I’m copying this to the blog so I can assemble answers here. I expect this could be interesting.
I was struck today by the way the Internet has accelerated research. At one time, it might have taken a month or two to track down the articles on this problem and conclude I need to ask for advice. Now, however, I realize the need within hours.
Recall the question that started us debating a few days ago was a logistic regression in which OP noticed the mis-match between the predicted probability of success and the observed fraction.
(R-sig-mixed, 2013-04-03, OP: Zack Steel, “Low intercept estimate in a binomial glmm”)
We were debating that, and it had completely slipped my mind that there is a separate literature on exactly that kind of problem. Yesterday, somebody else asked me to estimate a logit model in which there were more than 40000 cases but only a few hundred “successes”. That’s what reminded me of the “rare events” problem and logistic regression parameter estimate bias.
And I think that’s the issue that we need to clear up with glmer. What do you think? Since multilevel model can be seen as a penalized ML estimation (ala Pinheiro and Bates, or as explained in Simon Wood, Generalized Additive Models), are we able to get a bias-corrected variant?
Furthermore, could lme4’s predict method be made to produce “good” confidence intervals. And that leads down a separate path to a huge hassle about competing ways to estimate CI’s in glm and the possible need to appy extra corrections in some special cases. I’ll write down that problem to ask you about it later if you help me understand this one.
Here’s my brief novel on what I’ve been Googling about for the past 10 hours or so. If it helps you, let me know. If you think I’m wrong, especially urgently let me know.
To the political science audience, that’s a “rare events” logistic regression problem, our most heavily cited methods paper on that is:
King, G., & Zeng, L. (2001). Logistic Regression in Rare Events Data. Political Analysis, 9(2), 137–163.
Logistic parameter estimates (mainly the intercept) are wrong and estimated probabilities are wrong. King & Zeng provided Stata code for a function “relogit” and later adapted same for R (package: Zelig). Zelig tries to re-organize the whole regression experience for the R user, and I didn’t want that, so I started looking into the various corrections to see if I couldn’t write an adapter to take a glm or a glmer output and “bias correct” it. It appears, superficially at least, that I only need to adjust the intercept estimate by a weighting factor, which would be super easy to do.
Quite by chance, I found this blog post by Paul Allison, and its really interesting!
Logistic Regression for Rare Events (2012-02-13)
And, wow, is it subtle. Read that over a few times, see if you agree with me. In a kind way, he says the “rare events” business is a red herring, and instead we need bias-corrected logistic regression estimates. Use David Firth’s method. The part about the “prior correction of the intercept” discussed in King and Zeng, is not the best approach. Instead, we should see this as a symptom of the more general problem that ML estimates are biased and the bias is greatest when there are not too many “successes”. Allison suggests an estimator proposed by David Firth, which used penalized ML.
Firth D. Bias reduction of maximum likelihood estimates. Biometrika 1993; 80:27–38
I don’t think King and Zeng disagree, they also propose an option to bias-correct the whole vector of coefficients. That bias correction ends up addressing the more general problem. In the Stata module for relogit (the version I found was dated 1999-10-28), it says “”Relogit for Stata does not yet support the FIRTH option”, but it does have an alternative weighting correction.

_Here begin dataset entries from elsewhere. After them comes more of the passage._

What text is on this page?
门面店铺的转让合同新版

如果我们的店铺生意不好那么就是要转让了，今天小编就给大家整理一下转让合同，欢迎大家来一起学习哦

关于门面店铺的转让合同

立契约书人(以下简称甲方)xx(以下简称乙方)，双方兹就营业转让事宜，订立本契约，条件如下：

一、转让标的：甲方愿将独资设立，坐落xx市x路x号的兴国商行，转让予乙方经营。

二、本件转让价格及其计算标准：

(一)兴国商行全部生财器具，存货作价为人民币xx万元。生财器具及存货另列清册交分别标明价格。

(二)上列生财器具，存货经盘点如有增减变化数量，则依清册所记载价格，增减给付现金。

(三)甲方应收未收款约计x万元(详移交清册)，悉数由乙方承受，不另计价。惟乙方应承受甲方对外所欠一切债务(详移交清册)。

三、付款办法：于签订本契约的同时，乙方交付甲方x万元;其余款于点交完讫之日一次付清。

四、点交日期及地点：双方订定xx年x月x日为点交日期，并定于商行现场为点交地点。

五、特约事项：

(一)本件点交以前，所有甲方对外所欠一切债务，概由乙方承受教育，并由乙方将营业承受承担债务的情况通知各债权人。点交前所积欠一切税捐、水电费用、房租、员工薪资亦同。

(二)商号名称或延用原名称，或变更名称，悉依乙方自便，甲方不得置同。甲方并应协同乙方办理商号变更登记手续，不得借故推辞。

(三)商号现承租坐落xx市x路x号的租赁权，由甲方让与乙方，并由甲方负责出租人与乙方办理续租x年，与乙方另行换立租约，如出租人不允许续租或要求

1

While fiddling around to see if I could implement that, I learned it has been done in R:
logistf: Firth’s bias reduced logistic regression
That is often discussed as a solution to the problem of separation, as on the UCLA stats website, (http://www.ats.ucla.edu/stat/mult_pkg/faq/general/complete_separation_logit_models.htm)

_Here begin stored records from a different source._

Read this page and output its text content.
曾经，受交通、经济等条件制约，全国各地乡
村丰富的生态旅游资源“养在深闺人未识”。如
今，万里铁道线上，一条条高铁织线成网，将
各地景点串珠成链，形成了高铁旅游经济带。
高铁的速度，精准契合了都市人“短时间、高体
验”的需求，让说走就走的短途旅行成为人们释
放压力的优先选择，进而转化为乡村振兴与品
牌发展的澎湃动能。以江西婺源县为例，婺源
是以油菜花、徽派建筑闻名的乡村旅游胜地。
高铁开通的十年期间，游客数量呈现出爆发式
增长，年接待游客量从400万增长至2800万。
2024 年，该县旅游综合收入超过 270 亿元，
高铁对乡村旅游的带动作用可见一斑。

Georg Heinze and Michael Schemper, A solution to the problem of separation in logistic regression, Statistics in Medicine, 2002, vol. 21 2409-2419.
But it is a two-fer, so far as I can tell. We get bias correction and separation-proofness.

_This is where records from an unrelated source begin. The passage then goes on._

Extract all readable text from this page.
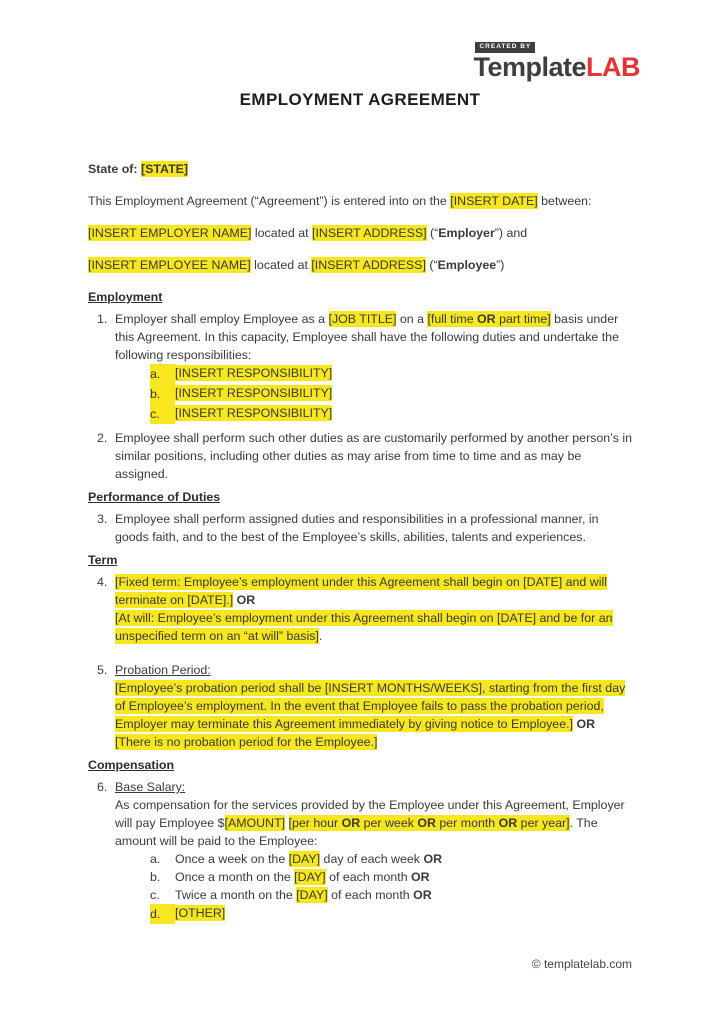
CREATED BY
TemplateLAB
EMPLOYMENT AGREEMENT

State of: [STATE]

This Employment Agreement (“Agreement”) is entered into on the [INSERT DATE] between:

[INSERT EMPLOYER NAME] located at [INSERT ADDRESS] (“Employer”) and

[INSERT EMPLOYEE NAME] located at [INSERT ADDRESS] (“Employee”)

Employment
1. Employer shall employ Employee as a [JOB TITLE] on a [full time OR part time] basis under this Agreement. In this capacity, Employee shall have the following duties and undertake the following responsibilities:
a.	[INSERT RESPONSIBILITY]
b.	[INSERT RESPONSIBILITY]
c.	[INSERT RESPONSIBILITY]
2. Employee shall perform such other duties as are customarily performed by another person’s in similar positions, including other duties as may arise from time to time and as may be assigned.
Performance of Duties
3. Employee shall perform assigned duties and responsibilities in a professional manner, in goods faith, and to the best of the Employee’s skills, abilities, talents and experiences.
Term
4. [Fixed term: Employee’s employment under this Agreement shall begin on [DATE] and will terminate on [DATE].] OR
[At will: Employee’s employment under this Agreement shall begin on [DATE] and be for an unspecified term on an “at will” basis].
5. Probation Period:
[Employee’s probation period shall be [INSERT MONTHS/WEEKS], starting from the first day of Employee’s employment. In the event that Employee fails to pass the probation period, Employer may terminate this Agreement immediately by giving notice to Employee.] OR
[There is no probation period for the Employee.]
Compensation
6. Base Salary:
As compensation for the services provided by the Employee under this Agreement, Employer will pay Employee $[AMOUNT] [per hour OR per week OR per month OR per year]. The amount will be paid to the Employee:
a.	Once a week on the [DAY] day of each week OR
b.	Once a month on the [DAY] of each month OR
c.	Twice a month on the [DAY] of each month OR
d.	[OTHER]
© templatelab.com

Heinze, G., & Puhr, R. (2010). Bias-reduced and separation-proof conditional logistic regression with small or sparse data sets. Statistics in medicine, 29(7-8), 770–777. doi:10.1002/sim.3794
Heinze and Ladner offer an R package “logistiX”, for “exact” logistic regression.
The part I don’t understand (yet) is how the bias correction links to mixed models. And that’s why I’m asking you.